Возможно, она ожидала, что он прислушается к ней, однако Араши продолжал стоять и смотреть на неё тем самым непонятным, странным взглядом, который заставлял щёки Гюссхе жарко алеть, а губы – трепетно вздрагивать.

– Я люблю тебя, хэйна. Мэй аш-хас, ссей. Аш-хас.

– У тебя жар. Ты болен и бредишь.

– Наверное, – вдруг согласился он, улыбнувшись. – Иначе я не сказал бы чего-то столь банального. Но Гюссхе… У меня нет сил держать в себе эту любовь. Пожалуйста…

Он теперь стоял очень близко, так, что женщина чувствовала на своих губах его тёплое дыхание. Аромат корицы и крепкого кофе, неуловимый запах шафрана… Взгляд пойманного в смертельную ловушку зверя и благодарность за день, проведённый с ним. Всего лишь несколько часов, растянувшихся в бесконечность. Лунное серебро тускло блестело на его губах, словно отравленное вино, когда Араши, сделав последний шаг, разделяющий их, склонился к безропотно запрокинувшей голову Гюссхе и поцеловал её. Это был не просто поцелуй, которыми они обменивались ранее, сухое прикосновение к плотно сжатым, отвергающим губам, а глубокий, страстный поцелуй, рождённый отчаянием и надеждой.

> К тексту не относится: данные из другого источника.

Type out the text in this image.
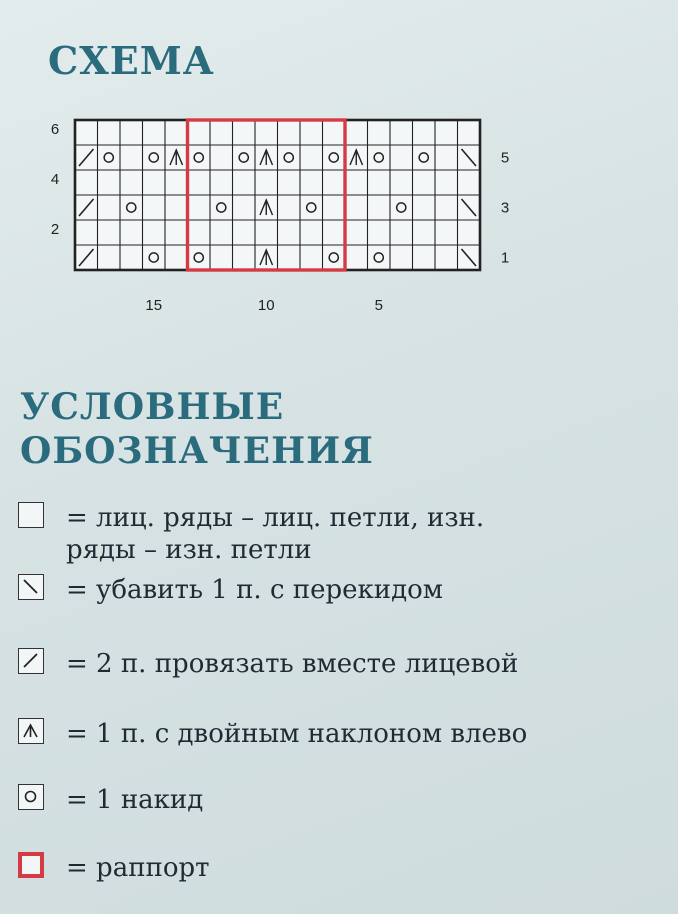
СХЕМА
6
4
2
5
3
1
15	10	5
УСЛОВНЫЕ
ОБОЗНАЧЕНИЯ
= лиц. ряды – лиц. петли, изн.
ряды – изн. петли
= убавить 1 п. с перекидом
= 2 п. провязать вместе лицевой
= 1 п. с двойным наклоном влево
= 1 накид
= раппорт
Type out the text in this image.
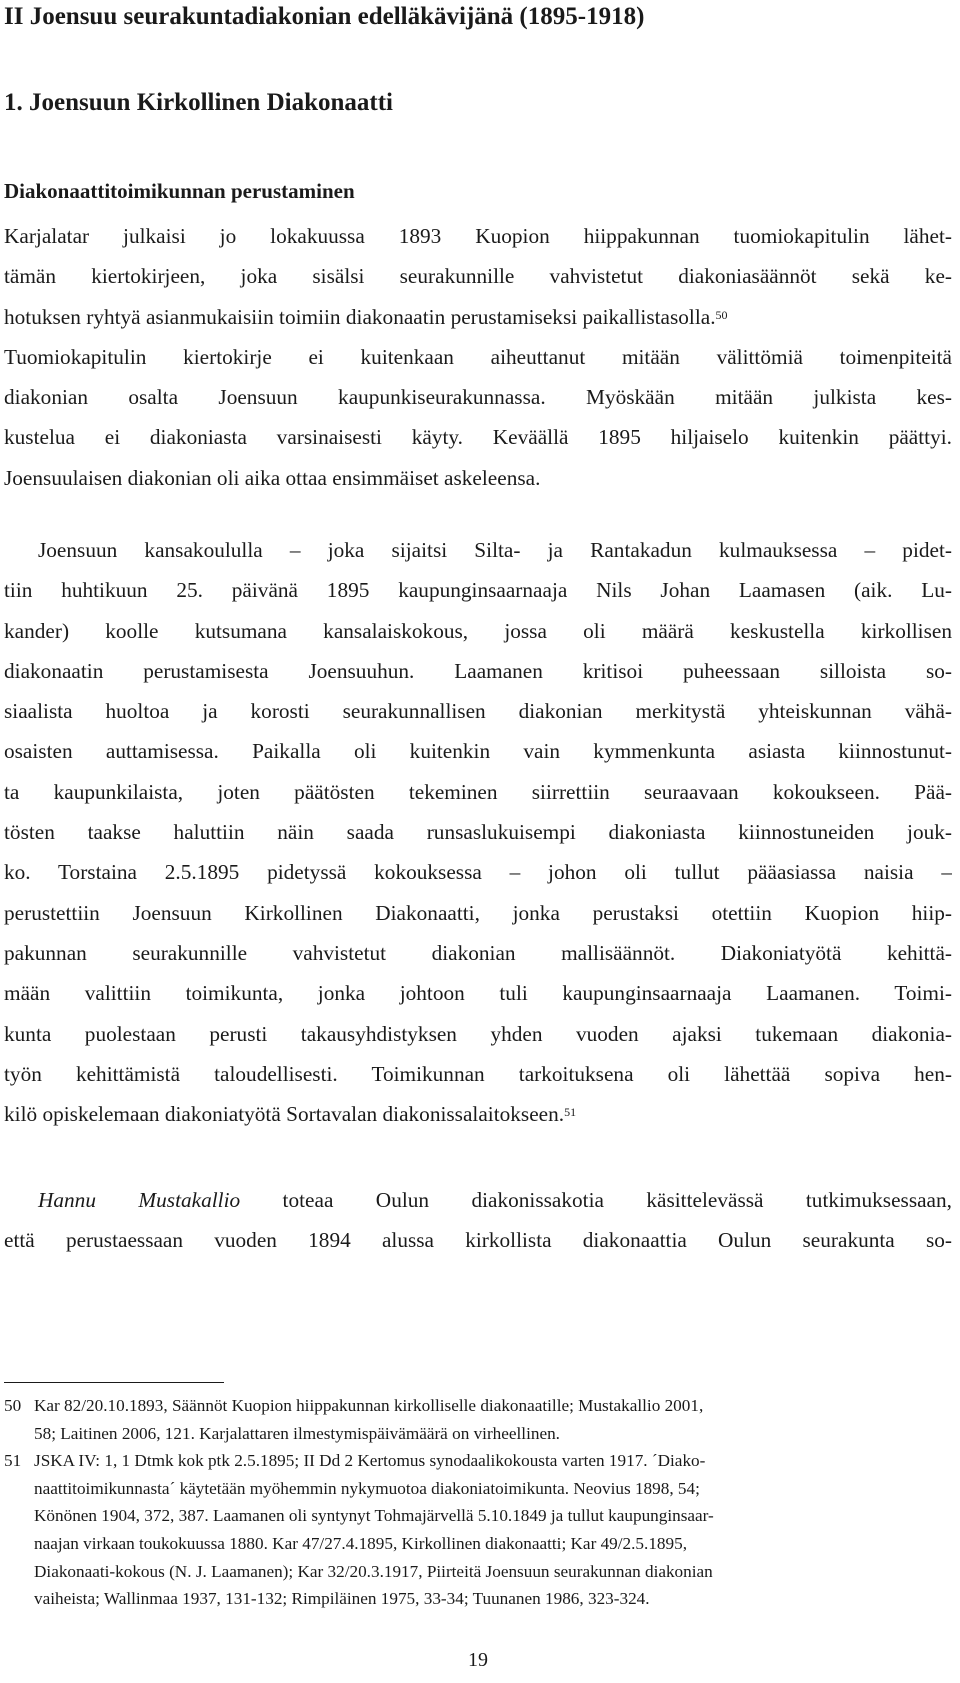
II Joensuu seurakuntadiakonian edelläkävijänä (1895-1918)
1. Joensuun Kirkollinen Diakonaatti
Diakonaattitoimikunnan perustaminen
Karjalatar julkaisi jo lokakuussa 1893 Kuopion hiippakunnan tuomiokapitulin lähet-
tämän kiertokirjeen, joka sisälsi seurakunnille vahvistetut diakoniasäännöt sekä ke-
hotuksen ryhtyä asianmukaisiin toimiin diakonaatin perustamiseksi paikallistasolla.$^{50}$
Tuomiokapitulin kiertokirje ei kuitenkaan aiheuttanut mitään välittömiä toimenpiteitä
diakonian osalta Joensuun kaupunkiseurakunnassa. Myöskään mitään julkista kes-
kustelua ei diakoniasta varsinaisesti käyty. Keväällä 1895 hiljaiselo kuitenkin päättyi.
Joensuulaisen diakonian oli aika ottaa ensimmäiset askeleensa.
Joensuun kansakoululla – joka sijaitsi Silta- ja Rantakadun kulmauksessa – pidet-
tiin huhtikuun 25. päivänä 1895 kaupunginsaarnaaja Nils Johan Laamasen (aik. Lu-
kander) koolle kutsumana kansalaiskokous, jossa oli määrä keskustella kirkollisen
diakonaatin perustamisesta Joensuuhun. Laamanen kritisoi puheessaan silloista so-
siaalista huoltoa ja korosti seurakunnallisen diakonian merkitystä yhteiskunnan vähä-
osaisten auttamisessa. Paikalla oli kuitenkin vain kymmenkunta asiasta kiinnostunut-
ta kaupunkilaista, joten päätösten tekeminen siirrettiin seuraavaan kokoukseen. Pää-
tösten taakse haluttiin näin saada runsaslukuisempi diakoniasta kiinnostuneiden jouk-
ko. Torstaina 2.5.1895 pidetyssä kokouksessa – johon oli tullut pääasiassa naisia –
perustettiin Joensuun Kirkollinen Diakonaatti, jonka perustaksi otettiin Kuopion hiip-
pakunnan seurakunnille vahvistetut diakonian mallisäännöt. Diakoniatyötä kehittä-
mään valittiin toimikunta, jonka johtoon tuli kaupunginsaarnaaja Laamanen. Toimi-
kunta puolestaan perusti takausyhdistyksen yhden vuoden ajaksi tukemaan diakonia-
työn kehittämistä taloudellisesti. Toimikunnan tarkoituksena oli lähettää sopiva hen-
kilö opiskelemaan diakoniatyötä Sortavalan diakonissalaitokseen.$^{51}$
Hannu Mustakallio toteaa Oulun diakonissakotia käsittelevässä tutkimuksessaan,
että perustaessaan vuoden 1894 alussa kirkollista diakonaattia Oulun seurakunta so-
50 Kar 82/20.10.1893, Säännöt Kuopion hiippakunnan kirkolliselle diakonaatille; Mustakallio 2001,
58; Laitinen 2006, 121. Karjalattaren ilmestymispäivämäärä on virheellinen.
51 JSKA IV: 1, 1 Dtmk kok ptk 2.5.1895; II Dd 2 Kertomus synodaalikokousta varten 1917. ´Diako-
naattitoimikunnasta´ käytetään myöhemmin nykymuotoa diakoniatoimikunta. Neovius 1898, 54;
Könönen 1904, 372, 387. Laamanen oli syntynyt Tohmajärvellä 5.10.1849 ja tullut kaupunginsaar-
naajan virkaan toukokuussa 1880. Kar 47/27.4.1895, Kirkollinen diakonaatti; Kar 49/2.5.1895,
Diakonaati-kokous (N. J. Laamanen); Kar 32/20.3.1917, Piirteitä Joensuun seurakunnan diakonian
vaiheista; Wallinmaa 1937, 131-132; Rimpiläinen 1975, 33-34; Tuunanen 1986, 323-324.
19
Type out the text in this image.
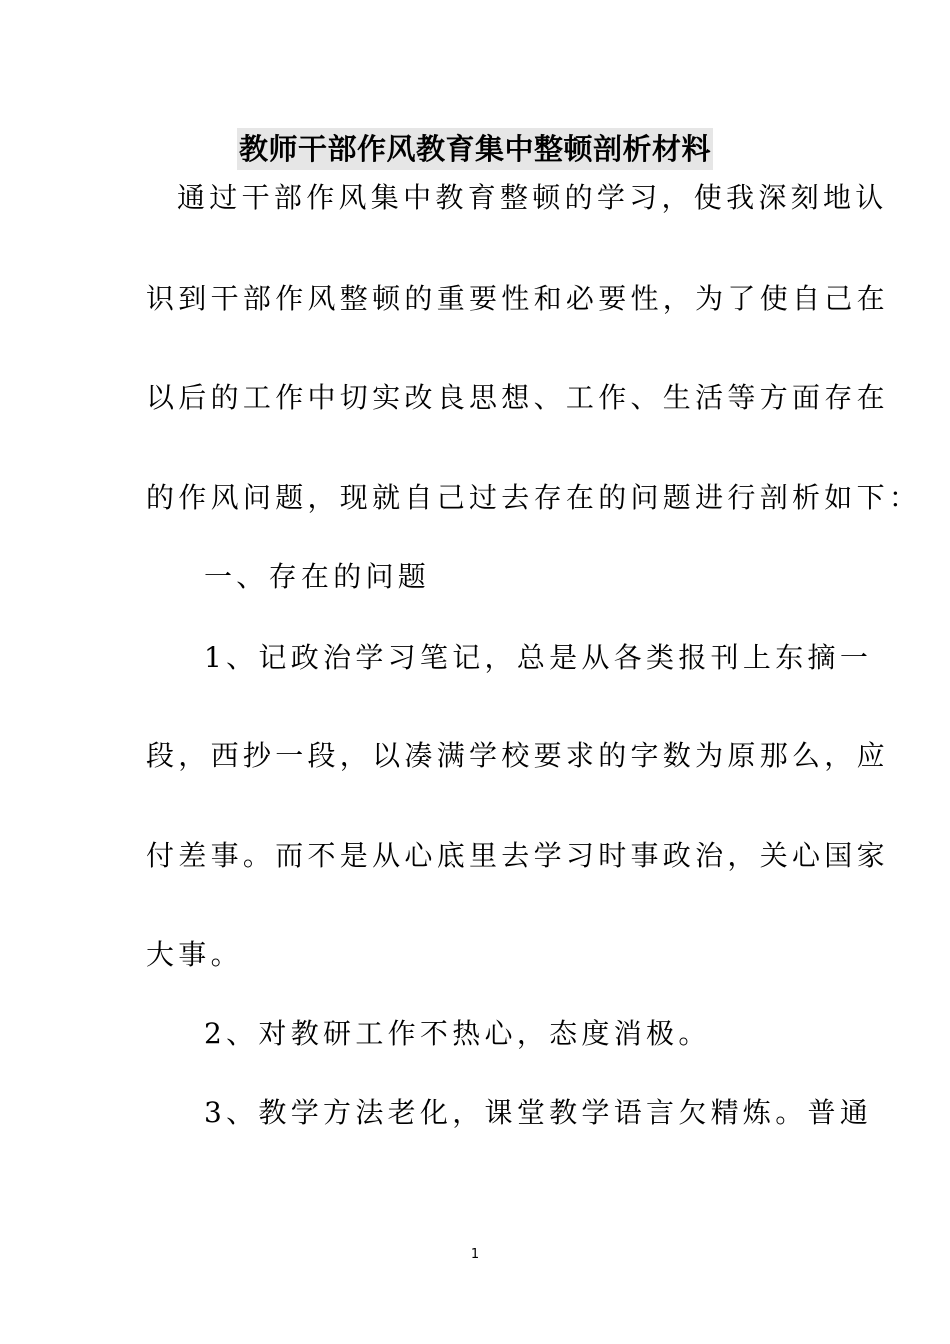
教师干部作风教育集中整顿剖析材料
通过干部作风集中教育整顿的学习，使我深刻地认
识到干部作风整顿的重要性和必要性，为了使自己在
以后的工作中切实改良思想、工作、生活等方面存在
的作风问题，现就自己过去存在的问题进行剖析如下：
一、存在的问题
1、记政治学习笔记，总是从各类报刊上东摘一
段，西抄一段，以凑满学校要求的字数为原那么，应
付差事。而不是从心底里去学习时事政治，关心国家
大事。
2、对教研工作不热心，态度消极。
3、教学方法老化，课堂教学语言欠精炼。普通
1
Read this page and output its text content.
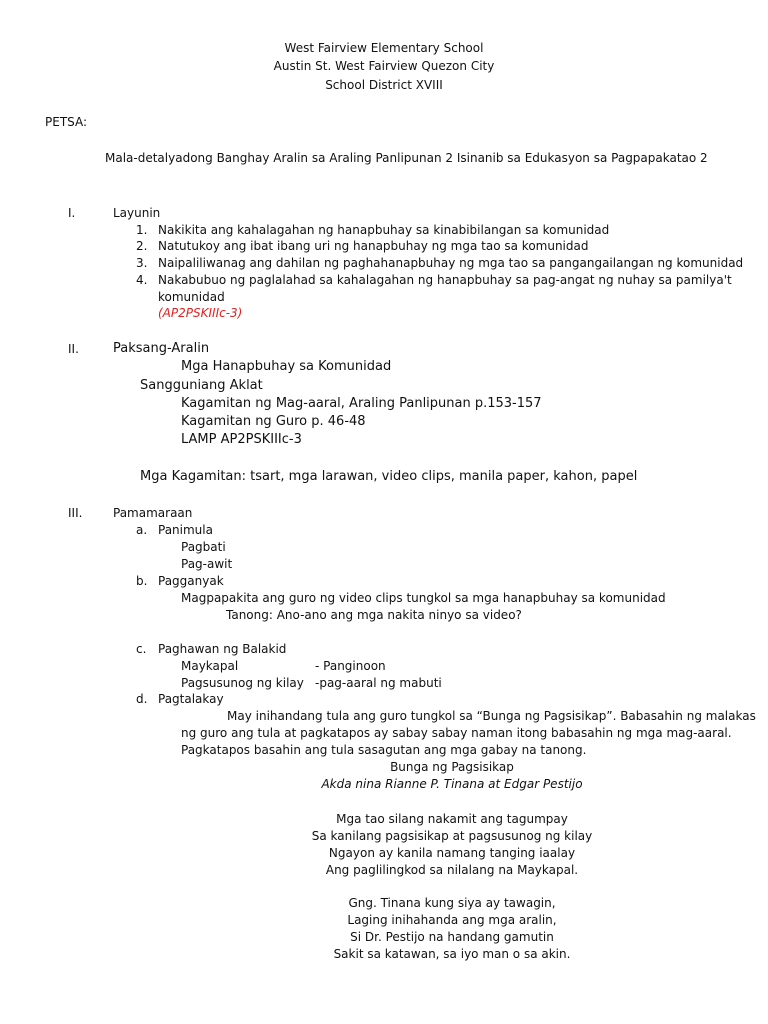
West Fairview Elementary School
Austin St. West Fairview Quezon City
School District XVIII
PETSA:
Mala-detalyadong Banghay Aralin sa Araling Panlipunan 2 Isinanib sa Edukasyon sa Pagpapakatao 2
I.	Layunin
1. Nakikita ang kahalagahan ng hanapbuhay sa kinabibilangan sa komunidad
2. Natutukoy ang ibat ibang uri ng hanapbuhay ng mga tao sa komunidad
3. Naipaliliwanag ang dahilan ng paghahanapbuhay ng mga tao sa pangangailangan ng komunidad
4. Nakabubuo ng paglalahad sa kahalagahan ng hanapbuhay sa pag-angat ng nuhay sa pamilya't
komunidad
(AP2PSKIIIc-3)
II.	Paksang-Aralin
Mga Hanapbuhay sa Komunidad
Sangguniang Aklat
Kagamitan ng Mag-aaral, Araling Panlipunan p.153-157
Kagamitan ng Guro p. 46-48
LAMP AP2PSKIIIc-3
Mga Kagamitan: tsart, mga larawan, video clips, manila paper, kahon, papel
III.	Pamamaraan
a. Panimula
Pagbati
Pag-awit
b. Pagganyak
Magpapakita ang guro ng video clips tungkol sa mga hanapbuhay sa komunidad
Tanong: Ano-ano ang mga nakita ninyo sa video?
c. Paghawan ng Balakid
Maykapal	- Panginoon
Pagsusunog ng kilay -pag-aaral ng mabuti
d. Pagtalakay
May inihandang tula ang guro tungkol sa “Bunga ng Pagsisikap”. Babasahin ng malakas
ng guro ang tula at pagkatapos ay sabay sabay naman itong babasahin ng mga mag-aaral.
Pagkatapos basahin ang tula sasagutan ang mga gabay na tanong.
Bunga ng Pagsisikap
Akda nina Rianne P. Tinana at Edgar Pestijo
Mga tao silang nakamit ang tagumpay
Sa kanilang pagsisikap at pagsusunog ng kilay
Ngayon ay kanila namang tanging iaalay
Ang paglilingkod sa nilalang na Maykapal.
Gng. Tinana kung siya ay tawagin,
Laging inihahanda ang mga aralin,
Si Dr. Pestijo na handang gamutin
Sakit sa katawan, sa iyo man o sa akin.
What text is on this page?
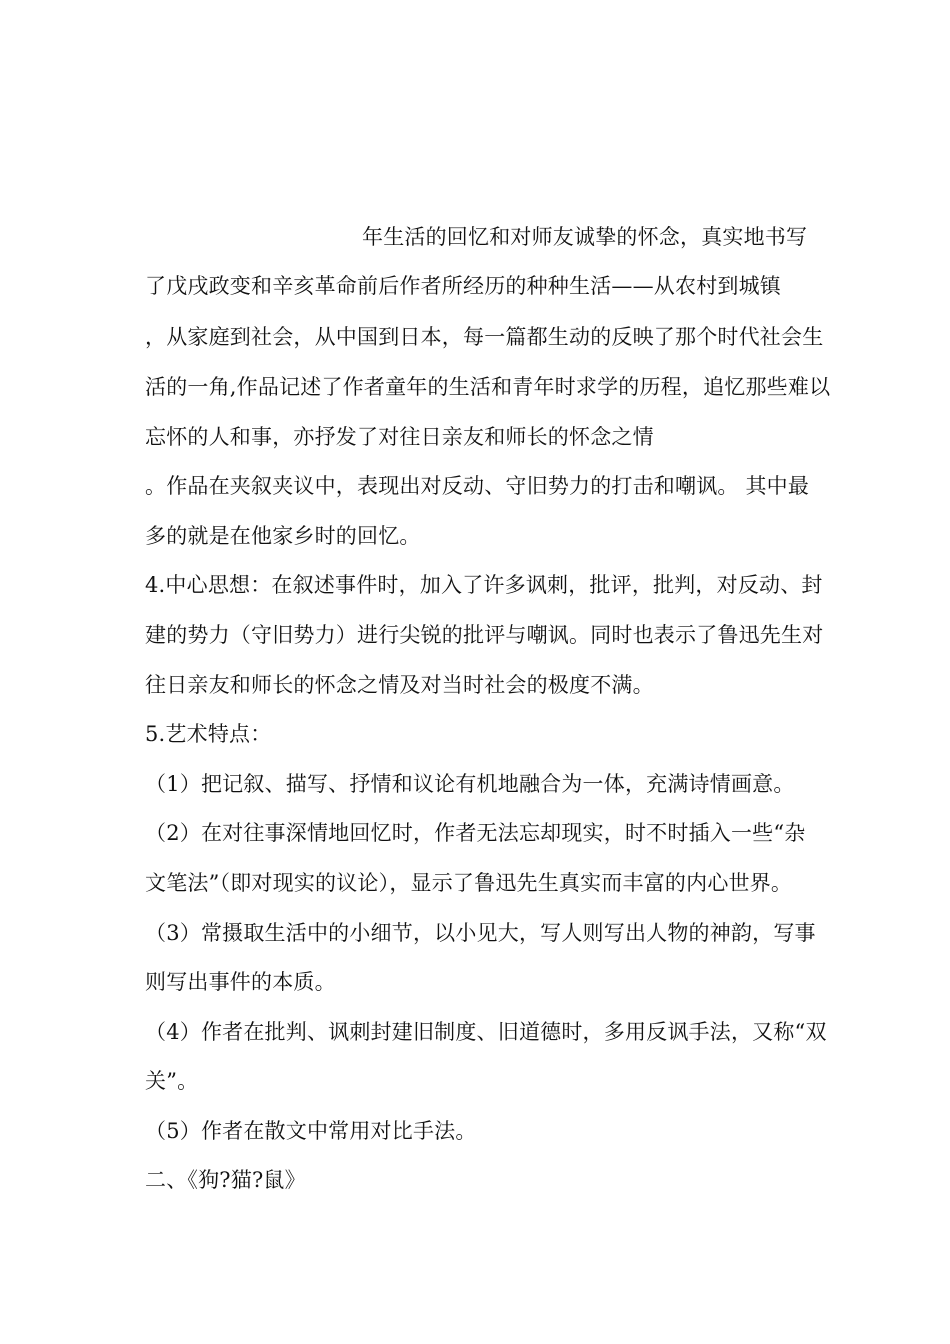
年生活的回忆和对师友诚挚的怀念，真实地书写
了戊戌政变和辛亥革命前后作者所经历的种种生活——从农村到城镇
，从家庭到社会，从中国到日本，每一篇都生动的反映了那个时代社会生
活的一角,作品记述了作者童年的生活和青年时求学的历程，追忆那些难以
忘怀的人和事，亦抒发了对往日亲友和师长的怀念之情
。作品在夹叙夹议中，表现出对反动、守旧势力的打击和嘲讽。 其中最
多的就是在他家乡时的回忆。
4.中心思想：在叙述事件时，加入了许多讽刺，批评，批判，对反动、封
建的势力（守旧势力）进行尖锐的批评与嘲讽。同时也表示了鲁迅先生对
往日亲友和师长的怀念之情及对当时社会的极度不满。
5.艺术特点：
（1）把记叙、描写、抒情和议论有机地融合为一体，充满诗情画意。
（2）在对往事深情地回忆时，作者无法忘却现实，时不时插入一些“杂
文笔法”（即对现实的议论），显示了鲁迅先生真实而丰富的内心世界。
（3）常摄取生活中的小细节，以小见大，写人则写出人物的神韵，写事
则写出事件的本质。
（4）作者在批判、讽刺封建旧制度、旧道德时，多用反讽手法，又称“双
关”。
（5）作者在散文中常用对比手法。
二、《狗?猫?鼠》
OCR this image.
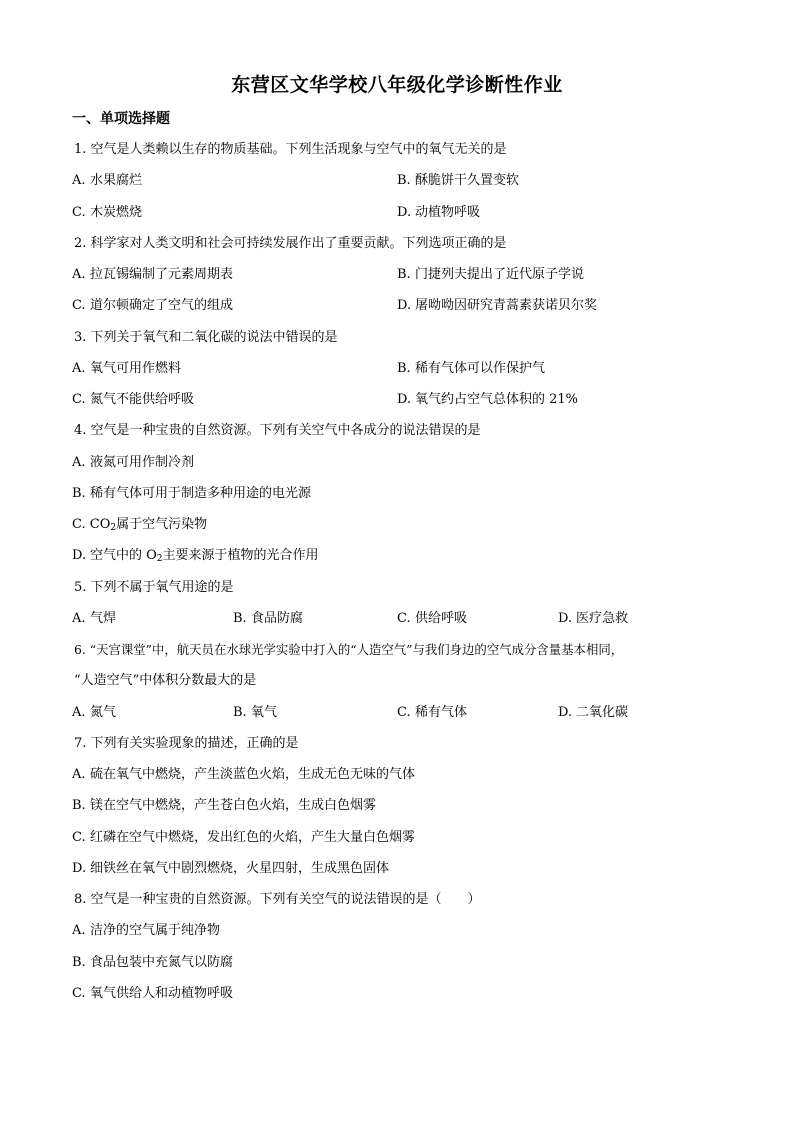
东营区文华学校八年级化学诊断性作业
一、单项选择题
1. 空气是人类赖以生存的物质基础。下列生活现象与空气中的氧气无关的是
A. 水果腐烂	B. 酥脆饼干久置变软
C. 木炭燃烧	D. 动植物呼吸
2. 科学家对人类文明和社会可持续发展作出了重要贡献。下列选项正确的是
A. 拉瓦锡编制了元素周期表	B. 门捷列夫提出了近代原子学说
C. 道尔顿确定了空气的组成	D. 屠呦呦因研究青蒿素获诺贝尔奖
3. 下列关于氧气和二氧化碳的说法中错误的是
A. 氧气可用作燃料	B. 稀有气体可以作保护气
C. 氮气不能供给呼吸	D. 氧气约占空气总体积的 21%
4. 空气是一种宝贵的自然资源。下列有关空气中各成分的说法错误的是
A. 液氮可用作制冷剂
B. 稀有气体可用于制造多种用途的电光源
C. $CO_2$属于空气污染物
D. 空气中的 $O_2$主要来源于植物的光合作用
5. 下列不属于氧气用途的是
A. 气焊	B. 食品防腐	C. 供给呼吸	D. 医疗急救
6. “天宫课堂”中，航天员在水球光学实验中打入的“人造空气”与我们身边的空气成分含量基本相同，
“人造空气”中体积分数最大的是
A. 氮气	B. 氧气	C. 稀有气体	D. 二氧化碳
7. 下列有关实验现象的描述，正确的是
A. 硫在氧气中燃烧，产生淡蓝色火焰，生成无色无味的气体
B. 镁在空气中燃烧，产生苍白色火焰，生成白色烟雾
C. 红磷在空气中燃烧，发出红色的火焰，产生大量白色烟雾
D. 细铁丝在氧气中剧烈燃烧，火星四射，生成黑色固体
8. 空气是一种宝贵的自然资源。下列有关空气的说法错误的是（　　）
A. 洁净的空气属于纯净物
B. 食品包装中充氮气以防腐
C. 氧气供给人和动植物呼吸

Слабой, безумной…

Он мог погибнуть на этой войне, никогда не вернуться, чтобы обнять и сказать своим волшебным, чарующим голосом: «Мэй аш-хас». Слова, которые никто и никогда не говорил Гюссхе. Это не было притворством, попыткой убедить себя в желаемом. В каждом звуке его хазара звучал яростный, дикий призыв – люби меня! Горячие слёзы потекли по щекам. Как она могла отказать в такой малости? Как могла не замечать, что за всей жестокостью, твёрдостью и высокомерием скрывается настолько ранимое сердце… Одиночество сделало его сильным, но оно же и оставило незаживающие раны под стальным доспехом. Гюссхе могла бы исцелить, утешить, приласкать, но боялась, что после того, как Хаффи насытится ею, она станет не интересной ему, привыкшему завоёвывать, брать силой, сокрушать… Значит, ей тоже нужно стать сильной, чтобы не проигрывать в их сражениях и пусть сейчас она уступила, следующий раз принесёт Хаффи немало сюрпризов.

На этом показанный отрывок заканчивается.